In deze tussenuitspraak van de Rechtbank Den Haag, zittingsplaats Arnhem, wordt het beroep van eiser, een Syrische nationaliteit houder, tegen de afwijzing van zijn asielaanvraag beoordeeld. Eiser heeft op 11 december 2021 een aanvraag ingediend voor een verblijfsvergunning asiel, welke door de minister van Asiel en Migratie op 6 augustus 2024 is afgewezen. De rechtbank heeft op 14 oktober 2024 de zaak behandeld, waarbij zowel eiser als zijn gemachtigde, alsook de gemachtigde van de minister aanwezig waren.

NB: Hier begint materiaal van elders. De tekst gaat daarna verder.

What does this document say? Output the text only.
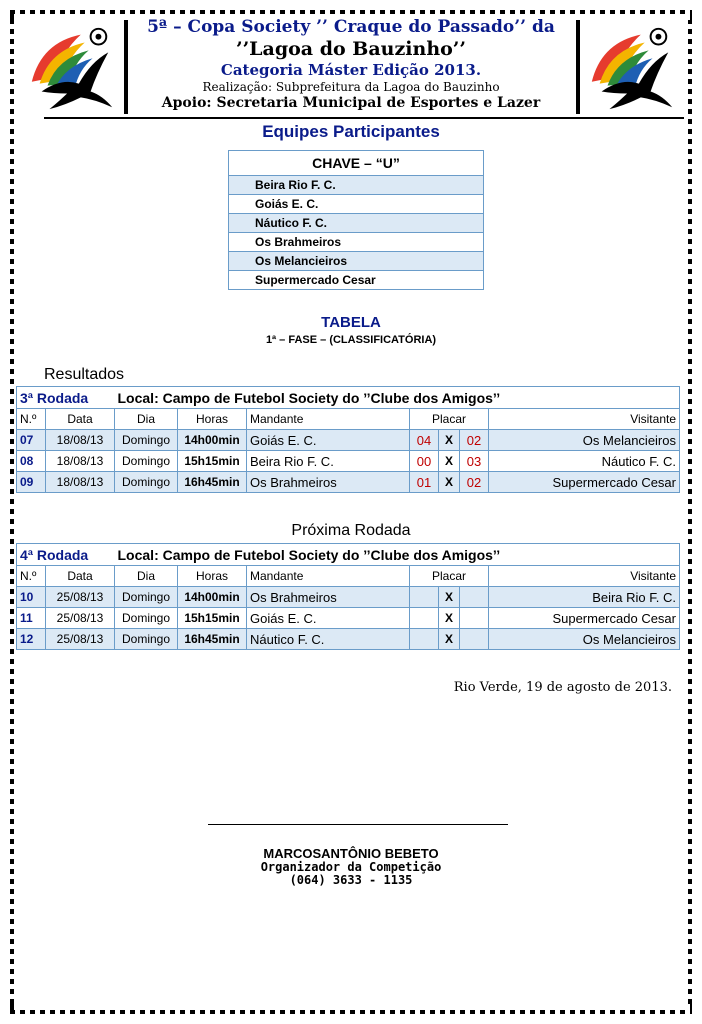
5ª – Copa Society ’’ Craque do Passado’’ da
’’Lagoa do Bauzinho’’
Categoria Máster Edição 2013.
Realização: Subprefeitura da Lagoa do Bauzinho
Apoio: Secretaria Municipal de Esportes e Lazer
Equipes Participantes
CHAVE – “U”
Beira Rio F. C.
Goiás E. C.
Náutico F. C.
Os Brahmeiros
Os Melancieiros
Supermercado Cesar
TABELA
1ª – FASE – (CLASSIFICATÓRIA)
Resultados
3ª Rodada		Local: Campo de Futebol Society do ’’Clube dos Amigos’’						
N.º	Data	Dia	Horas	Mandante	Placar			Visitante
07	18/08/13	Domingo	14h00min	Goiás E. C.	04	X	02	Os Melancieiros
08	18/08/13	Domingo	15h15min	Beira Rio F. C.	00	X	03	Náutico F. C.
09	18/08/13	Domingo	16h45min	Os Brahmeiros	01	X	02	Supermercado Cesar
Próxima Rodada
4ª Rodada		Local: Campo de Futebol Society do ’’Clube dos Amigos’’						
N.º	Data	Dia	Horas	Mandante	Placar			Visitante
10	25/08/13	Domingo	14h00min	Os Brahmeiros		X		Beira Rio F. C.
11	25/08/13	Domingo	15h15min	Goiás E. C.		X		Supermercado Cesar
12	25/08/13	Domingo	16h45min	Náutico F. C.		X		Os Melancieiros
Rio Verde, 19 de agosto de 2013.
MARCOSANTÔNIO BEBETO
Organizador da Competição
(064) 3633 - 1135
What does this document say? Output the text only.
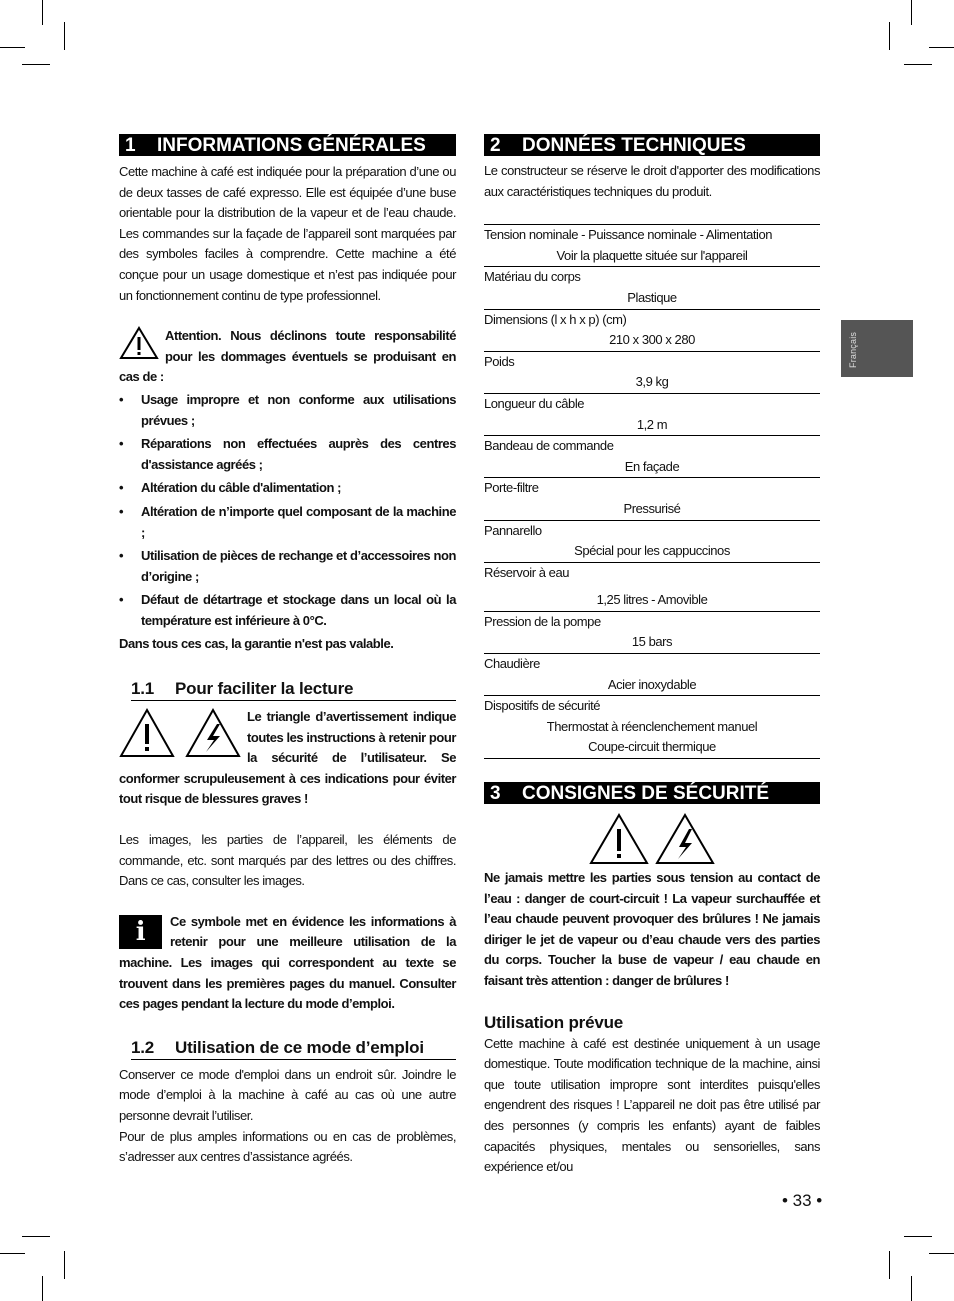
Français
1 INFORMATIONS GÉNÉRALES

Cette machine à café est indiquée pour la préparation d’une ou de deux tasses de café expresso. Elle est équipée d’une buse orientable pour la distribution de la vapeur et de l’eau chaude. Les commandes sur la façade de l’appareil sont marquées par des symboles faciles à comprendre. Cette machine a été conçue pour un usage domestique et n’est pas indiquée pour un fonctionnement continu de type professionnel.

Attention. Nous déclinons toute responsabilité pour les dommages éventuels se produisant en cas de :

• Usage impropre et non conforme aux utilisations prévues ;
• Réparations non effectuées auprès des centres d'assistance agréés ;
• Altération du câble d'alimentation ;
• Altération de n’importe quel composant de la machine ;
• Utilisation de pièces de rechange et d’accessoires non d’origine ;
• Défaut de détartrage et stockage dans un local où la température est inférieure à 0°C.

Dans tous ces cas, la garantie n'est pas valable.

1.1 Pour faciliter la lecture

Le triangle d’avertissement indique toutes les instructions à retenir pour la sécurité de l’utilisateur. Se conformer scrupuleusement à ces indications pour éviter tout risque de blessures graves !

Les images, les parties de l’appareil, les éléments de commande, etc. sont marqués par des lettres ou des chiffres. Dans ce cas, consulter les images.

i	Ce symbole met en évidence les informations à retenir pour une meilleure utilisation de la machine. Les images qui correspondent au texte se trouvent dans les premières pages du manuel. Consulter ces pages pendant la lecture du mode d’emploi.

1.2 Utilisation de ce mode d’emploi

Conserver ce mode d'emploi dans un endroit sûr. Joindre le mode d’emploi à la machine à café au cas où une autre personne devrait l’utiliser.

Pour de plus amples informations ou en cas de problèmes, s’adresser aux centres d’assistance agréés.

2 DONNÉES TECHNIQUES

Le constructeur se réserve le droit d'apporter des modifications aux caractéristiques techniques du produit.

Tension nominale - Puissance nominale - Alimentation
Voir la plaquette située sur l'appareil

Matériau du corps
Plastique

Dimensions (l x h x p) (cm)
210 x 300 x 280

Poids
3,9 kg

Longueur du câble
1,2 m

Bandeau de commande
En façade

Porte-filtre
Pressurisé

Pannarello
Spécial pour les cappuccinos

Réservoir à eau
1,25 litres - Amovible

Pression de la pompe
15 bars

Chaudière
Acier inoxydable

Dispositifs de sécurité
Thermostat à réenclenchement manuel
Coupe-circuit thermique
3 CONSIGNES DE SÉCURITÉ

Ne jamais mettre les parties sous tension au contact de l’eau : danger de court-circuit ! La vapeur surchauffée et l’eau chaude peuvent provoquer des brûlures ! Ne jamais diriger le jet de vapeur ou d’eau chaude vers des parties du corps. Toucher la buse de vapeur / eau chaude en faisant très attention : danger de brûlures !

Utilisation prévue

Cette machine à café est destinée uniquement à un usage domestique. Toute modification technique de la machine, ainsi que toute utilisation impropre sont interdites puisqu'elles engendrent des risques ! L’appareil ne doit pas être utilisé par des personnes (y compris les enfants) ayant de faibles capacités physiques, mentales ou sensorielles, sans expérience et/ou

• 33 •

De rechtbank concludeert dat de minister niet voldoende heeft gemotiveerd of eiser bij terugkeer naar Syrië, specifiek naar Raqqa, een reëel risico loopt op behandeling in strijd met artikel 3 van het EVRM. De rechtbank stelt de minister in de gelegenheid om dit motiveringsgebrek te herstellen via een bestuurlijke lus. Eiser heeft zijn asielaanvraag onderbouwd met de vrees voor arrestatie vanwege zijn status als reservist en de risico's van het regime in Syrië. De rechtbank oordeelt dat de minister onvoldoende rekening heeft gehouden met de individuele omstandigheden van eiser en de actuele situatie in Syrië.
De rechtbank biedt de minister zes weken de tijd om het gebrek in de motivering te herstellen, waarna eiser vier weken krijgt om te reageren op de aanvullende motivering. De uitspraak is openbaar gemaakt op 11 november 2024.